La íntima relación entre un delicado mundo cortesano y la alta cocina del momento se aprecia claramente, por ejemplo, en el Kitáb al-Tabij: su autor nombra diversos platos como “propios de los reyes”, al igual que refiere usos, modos y costumbres “de la gente de al-Andalus y el Garb, de sus señores, sus aristócratas (jawass) y nobles, desde los días de ‘Umar bin ‘Abd al-‘Aziz y los Banu Umayya”, recreando así una cocina real y aristocrática entre la que hallamos recetas como la del sanbusak hecho en Marrakech para Abu Yusuf al-Mansur, o las almojábanas que se hacían para el visir Abu Sa’id Ibn Yami’, aunque también recoge, esporádicamente, preparaciones habituales en las mesas modestas, como cuando nos describe un guiso propio de los pastores de las sierras de Córdoba.

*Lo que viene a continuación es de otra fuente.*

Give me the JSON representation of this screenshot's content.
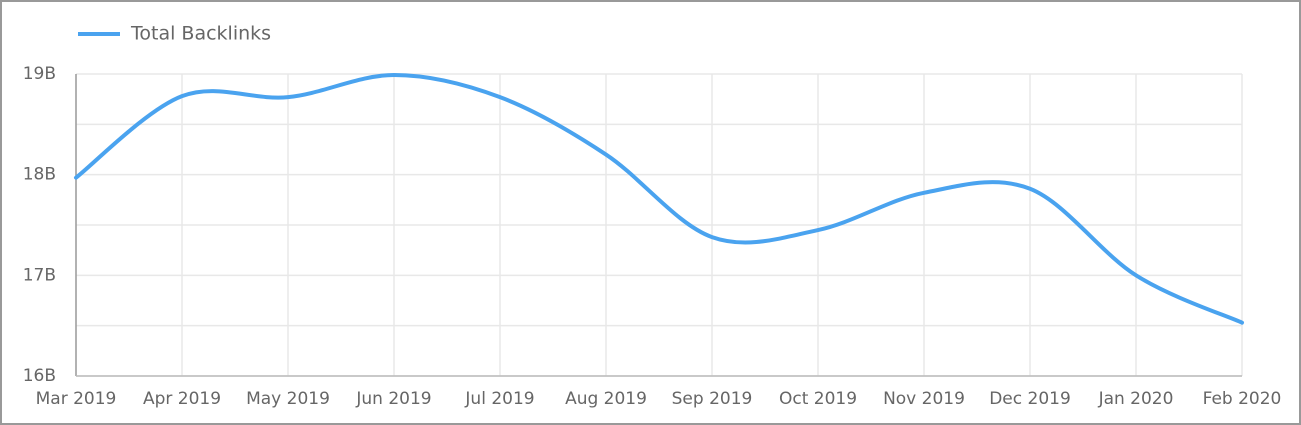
{
  "chart_data": {
    "type": "line",
    "categories": [
      "Mar 2019",
      "Apr 2019",
      "May 2019",
      "Jun 2019",
      "Jul 2019",
      "Aug 2019",
      "Sep 2019",
      "Oct 2019",
      "Nov 2019",
      "Dec 2019",
      "Jan 2020",
      "Feb 2020"
    ],
    "series": [
      {
        "name": "Total Backlinks",
        "color": "#4aa3ef",
        "values": [
          17970000000,
          18780000000,
          18770000000,
          18990000000,
          18770000000,
          18200000000,
          17380000000,
          17450000000,
          17820000000,
          17860000000,
          17000000000,
          16530000000
        ]
      }
    ],
    "ylim": [
      16000000000,
      19000000000
    ],
    "yticks": [
      {
        "value": 16000000000,
        "label": "16B"
      },
      {
        "value": 17000000000,
        "label": "17B"
      },
      {
        "value": 18000000000,
        "label": "18B"
      },
      {
        "value": 19000000000,
        "label": "19B"
      }
    ],
    "minor_yticks": [
      16500000000,
      17500000000,
      18500000000
    ],
    "grid": true,
    "smooth": true,
    "legend": "top-left"
  }
}
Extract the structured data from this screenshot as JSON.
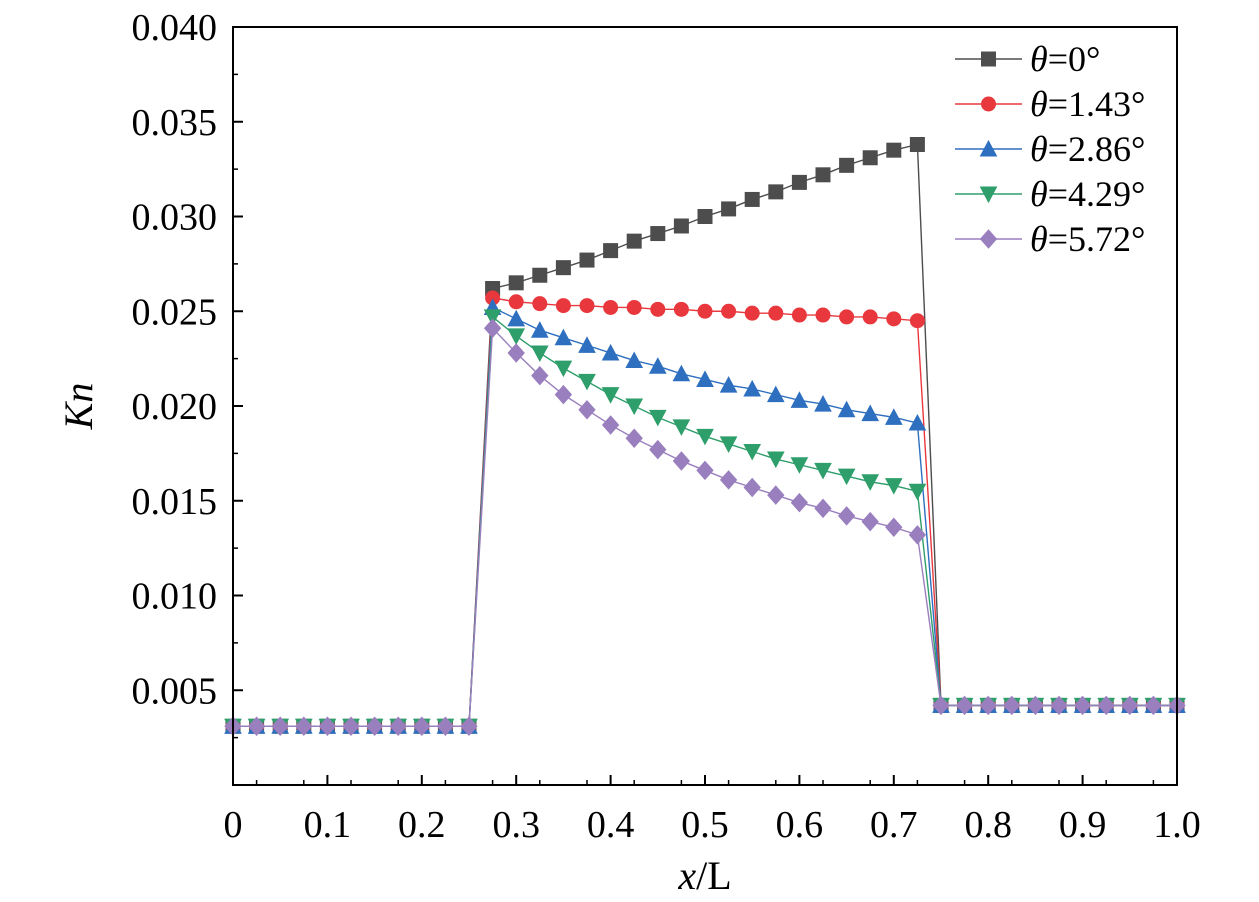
{
  "chart_data": {
    "type": "line",
    "xlabel_italic": "x",
    "xlabel_rest": "/L",
    "ylabel": "Kn",
    "xlim": [
      0,
      1.0
    ],
    "ylim": [
      0,
      0.04
    ],
    "xticks": [
      "0",
      "0.1",
      "0.2",
      "0.3",
      "0.4",
      "0.5",
      "0.6",
      "0.7",
      "0.8",
      "0.9",
      "1.0"
    ],
    "yticks": [
      "0.005",
      "0.010",
      "0.015",
      "0.020",
      "0.025",
      "0.030",
      "0.035",
      "0.040"
    ],
    "legend_position": "top-right",
    "series": [
      {
        "name": "=0°",
        "symbol": "θ",
        "color": "#4d4d4d",
        "marker": "square",
        "x": [
          0,
          0.025,
          0.05,
          0.075,
          0.1,
          0.125,
          0.15,
          0.175,
          0.2,
          0.225,
          0.25,
          0.275,
          0.3,
          0.325,
          0.35,
          0.375,
          0.4,
          0.425,
          0.45,
          0.475,
          0.5,
          0.525,
          0.55,
          0.575,
          0.6,
          0.625,
          0.65,
          0.675,
          0.7,
          0.725,
          0.75,
          0.775,
          0.8,
          0.825,
          0.85,
          0.875,
          0.9,
          0.925,
          0.95,
          0.975,
          1.0
        ],
        "y": [
          0.0031,
          0.0031,
          0.0031,
          0.0031,
          0.0031,
          0.0031,
          0.0031,
          0.0031,
          0.0031,
          0.0031,
          0.0031,
          0.0262,
          0.0265,
          0.0269,
          0.0273,
          0.0277,
          0.0282,
          0.0287,
          0.0291,
          0.0295,
          0.03,
          0.0304,
          0.0309,
          0.0313,
          0.0318,
          0.0322,
          0.0327,
          0.0331,
          0.0335,
          0.0338,
          0.0042,
          0.0042,
          0.0042,
          0.0042,
          0.0042,
          0.0042,
          0.0042,
          0.0042,
          0.0042,
          0.0042,
          0.0042
        ]
      },
      {
        "name": "=1.43°",
        "symbol": "θ",
        "color": "#e8383d",
        "marker": "circle",
        "x": [
          0,
          0.025,
          0.05,
          0.075,
          0.1,
          0.125,
          0.15,
          0.175,
          0.2,
          0.225,
          0.25,
          0.275,
          0.3,
          0.325,
          0.35,
          0.375,
          0.4,
          0.425,
          0.45,
          0.475,
          0.5,
          0.525,
          0.55,
          0.575,
          0.6,
          0.625,
          0.65,
          0.675,
          0.7,
          0.725,
          0.75,
          0.775,
          0.8,
          0.825,
          0.85,
          0.875,
          0.9,
          0.925,
          0.95,
          0.975,
          1.0
        ],
        "y": [
          0.0031,
          0.0031,
          0.0031,
          0.0031,
          0.0031,
          0.0031,
          0.0031,
          0.0031,
          0.0031,
          0.0031,
          0.0031,
          0.0257,
          0.0255,
          0.0254,
          0.0253,
          0.0253,
          0.0252,
          0.0252,
          0.0251,
          0.0251,
          0.025,
          0.025,
          0.0249,
          0.0249,
          0.0248,
          0.0248,
          0.0247,
          0.0247,
          0.0246,
          0.0245,
          0.0042,
          0.0042,
          0.0042,
          0.0042,
          0.0042,
          0.0042,
          0.0042,
          0.0042,
          0.0042,
          0.0042,
          0.0042
        ]
      },
      {
        "name": "=2.86°",
        "symbol": "θ",
        "color": "#2e6fbf",
        "marker": "triangle-up",
        "x": [
          0,
          0.025,
          0.05,
          0.075,
          0.1,
          0.125,
          0.15,
          0.175,
          0.2,
          0.225,
          0.25,
          0.275,
          0.3,
          0.325,
          0.35,
          0.375,
          0.4,
          0.425,
          0.45,
          0.475,
          0.5,
          0.525,
          0.55,
          0.575,
          0.6,
          0.625,
          0.65,
          0.675,
          0.7,
          0.725,
          0.75,
          0.775,
          0.8,
          0.825,
          0.85,
          0.875,
          0.9,
          0.925,
          0.95,
          0.975,
          1.0
        ],
        "y": [
          0.0031,
          0.0031,
          0.0031,
          0.0031,
          0.0031,
          0.0031,
          0.0031,
          0.0031,
          0.0031,
          0.0031,
          0.0031,
          0.0252,
          0.0246,
          0.024,
          0.0236,
          0.0232,
          0.0228,
          0.0224,
          0.0221,
          0.0217,
          0.0214,
          0.0211,
          0.0209,
          0.0206,
          0.0203,
          0.0201,
          0.0198,
          0.0196,
          0.0194,
          0.0191,
          0.0042,
          0.0042,
          0.0042,
          0.0042,
          0.0042,
          0.0042,
          0.0042,
          0.0042,
          0.0042,
          0.0042,
          0.0042
        ]
      },
      {
        "name": "=4.29°",
        "symbol": "θ",
        "color": "#2e9e6b",
        "marker": "triangle-down",
        "x": [
          0,
          0.025,
          0.05,
          0.075,
          0.1,
          0.125,
          0.15,
          0.175,
          0.2,
          0.225,
          0.25,
          0.275,
          0.3,
          0.325,
          0.35,
          0.375,
          0.4,
          0.425,
          0.45,
          0.475,
          0.5,
          0.525,
          0.55,
          0.575,
          0.6,
          0.625,
          0.65,
          0.675,
          0.7,
          0.725,
          0.75,
          0.775,
          0.8,
          0.825,
          0.85,
          0.875,
          0.9,
          0.925,
          0.95,
          0.975,
          1.0
        ],
        "y": [
          0.0031,
          0.0031,
          0.0031,
          0.0031,
          0.0031,
          0.0031,
          0.0031,
          0.0031,
          0.0031,
          0.0031,
          0.0031,
          0.0247,
          0.0237,
          0.0228,
          0.022,
          0.0213,
          0.0206,
          0.02,
          0.0194,
          0.0189,
          0.0184,
          0.018,
          0.0176,
          0.0172,
          0.0169,
          0.0166,
          0.0163,
          0.016,
          0.0158,
          0.0155,
          0.0042,
          0.0042,
          0.0042,
          0.0042,
          0.0042,
          0.0042,
          0.0042,
          0.0042,
          0.0042,
          0.0042,
          0.0042
        ]
      },
      {
        "name": "=5.72°",
        "symbol": "θ",
        "color": "#9a7fbf",
        "marker": "diamond",
        "x": [
          0,
          0.025,
          0.05,
          0.075,
          0.1,
          0.125,
          0.15,
          0.175,
          0.2,
          0.225,
          0.25,
          0.275,
          0.3,
          0.325,
          0.35,
          0.375,
          0.4,
          0.425,
          0.45,
          0.475,
          0.5,
          0.525,
          0.55,
          0.575,
          0.6,
          0.625,
          0.65,
          0.675,
          0.7,
          0.725,
          0.75,
          0.775,
          0.8,
          0.825,
          0.85,
          0.875,
          0.9,
          0.925,
          0.95,
          0.975,
          1.0
        ],
        "y": [
          0.0031,
          0.0031,
          0.0031,
          0.0031,
          0.0031,
          0.0031,
          0.0031,
          0.0031,
          0.0031,
          0.0031,
          0.0031,
          0.0241,
          0.0228,
          0.0216,
          0.0206,
          0.0198,
          0.019,
          0.0183,
          0.0177,
          0.0171,
          0.0166,
          0.0161,
          0.0157,
          0.0153,
          0.0149,
          0.0146,
          0.0142,
          0.0139,
          0.0136,
          0.0132,
          0.0042,
          0.0042,
          0.0042,
          0.0042,
          0.0042,
          0.0042,
          0.0042,
          0.0042,
          0.0042,
          0.0042,
          0.0042
        ]
      }
    ]
  }
}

El mismo Ibn Razin, en su Fadalat al-Jiwan, nos dice cómo “entre las cosas que satisfacen a la persona de noble inclinación, y que distinguen a las gentes de rango, se encuentra un interés constante e inagotable por los alimentos”.
Concluimos ya. ¿Qué nos muestran, en suma, estos repertorios? Un retrato de una sociedad plenamente imbuida del gusto refinado, aristocrático y suntuario propio -primero- de un esplendoroso pasado califal, y posteriormente de un delicado y exquisito ocaso taifa, rescatado en épocas en la teoría más austeras (las de unos almorávides y almohades caracterizados sin embargo por su rigorismo religioso) que no obstante procuraron conservar, incrementar y transmitir un legado de elegancia y de distinción que, por entonces, ya se encontraba seriamente amenazado. Pero esa amenaza -la de su desaparición-, finalmente, no logró acabar con una tradición culinaria y gastronómica que nos llega, desde un pasado más cercano quizá de lo que creemos, hasta nuestros días, componiendo una parte esencial de nuestra cultura, ubicada entonces a ambos lados del Estrecho, tanto en Sevilla como en Marraquech, Rabat o Córdoba, sin duda singular, asombrosa y milenaria. Muchas gracias.